The American College of Radiology estimates a Medicare policy change will cost the imaging field $770 million in the first year of implementation alone, and $10 billion over the next decade.
ACR made that discovery after recently hiring the Moran Company to analyze future payment trends, following the feds’ decision to increase reimbursement for care-related Evaluation and Management (E/M) services by about $5 billion. In a budget-neutral world, that boost means cuts to pay for radiologists and other providers who do not typically use such codes.
The college and dozens of other specialties reached out to leaders in the House and Senate in March, asking for the suspension of budget neutrality to help physicians already walloped by COVID’s economic impact.

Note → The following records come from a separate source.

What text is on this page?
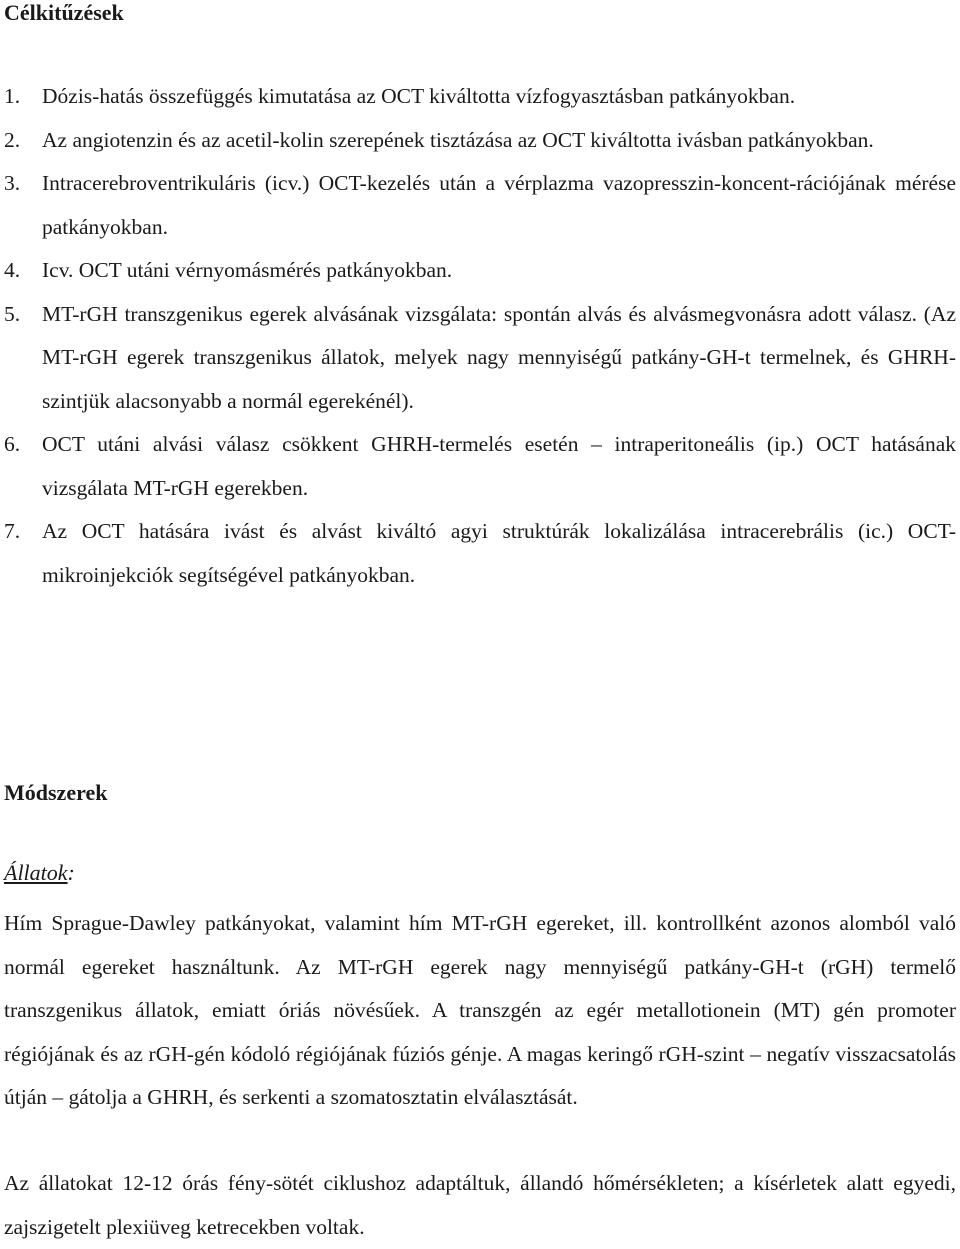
Célkitűzések
1. Dózis-hatás összefüggés kimutatása az OCT kiváltotta vízfogyasztásban patkányokban.
2. Az angiotenzin és az acetil-kolin szerepének tisztázása az OCT kiváltotta ivásban patkányokban.
3. Intracerebroventrikuláris (icv.) OCT-kezelés után a vérplazma vazopresszin-koncent-rációjának mérése patkányokban.
4. Icv. OCT utáni vérnyomásmérés patkányokban.
5. MT-rGH transzgenikus egerek alvásának vizsgálata: spontán alvás és alvásmegvonásra adott válasz. (Az MT-rGH egerek transzgenikus állatok, melyek nagy mennyiségű patkány-GH-t termelnek, és GHRH-szintjük alacsonyabb a normál egerekénél).
6. OCT utáni alvási válasz csökkent GHRH-termelés esetén – intraperitoneális (ip.) OCT hatásának vizsgálata MT-rGH egerekben.
7. Az OCT hatására ivást és alvást kiváltó agyi struktúrák lokalizálása intracerebrális (ic.) OCT-mikroinjekciók segítségével patkányokban.
Módszerek

Állatok:

Hím Sprague-Dawley patkányokat, valamint hím MT-rGH egereket, ill. kontrollként azonos alomból való normál egereket használtunk. Az MT-rGH egerek nagy mennyiségű patkány-GH-t (rGH) termelő transzgenikus állatok, emiatt óriás növésűek. A transzgén az egér metallotionein (MT) gén promoter régiójának és az rGH-gén kódoló régiójának fúziós génje. A magas keringő rGH-szint – negatív visszacsatolás útján – gátolja a GHRH, és serkenti a szomatosztatin elválasztását.

Az állatokat 12-12 órás fény-sötét ciklushoz adaptáltuk, állandó hőmérsékleten; a kísérletek alatt egyedi, zajszigetelt plexiüveg ketrecekben voltak.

“The findings [of the new Moran Co.] analysis reinforce the ACR’s recent message to Congress about the significant negative consequences the impending 2021 CMS E/M policy will have on radiologists and other medical providers that do not frequently bill E/M services,” the college said in a news item shared Wednesday.
California would suffer the largest financial hit, the study found, with a roughly $88 million decrease in imaging pay the first year, followed by Florida (almost $74.7 million) and New York ($69.4 million). The analysis covers all Medicare outpatient imaging services, regardless of specialty. Officials are sharing the findings with lawmakers, according to the news post, while also asking state chapters to reach out to their own representatives.
Absent any action, the policy change is set to take effect on Jan. 1, 2021. Others signing the most recent letter to congressional leaders include the American Society for Radiation Oncology, the Association for Quality Imaging, the Radiology Business Management Association, and the Society of Interventional Radiology.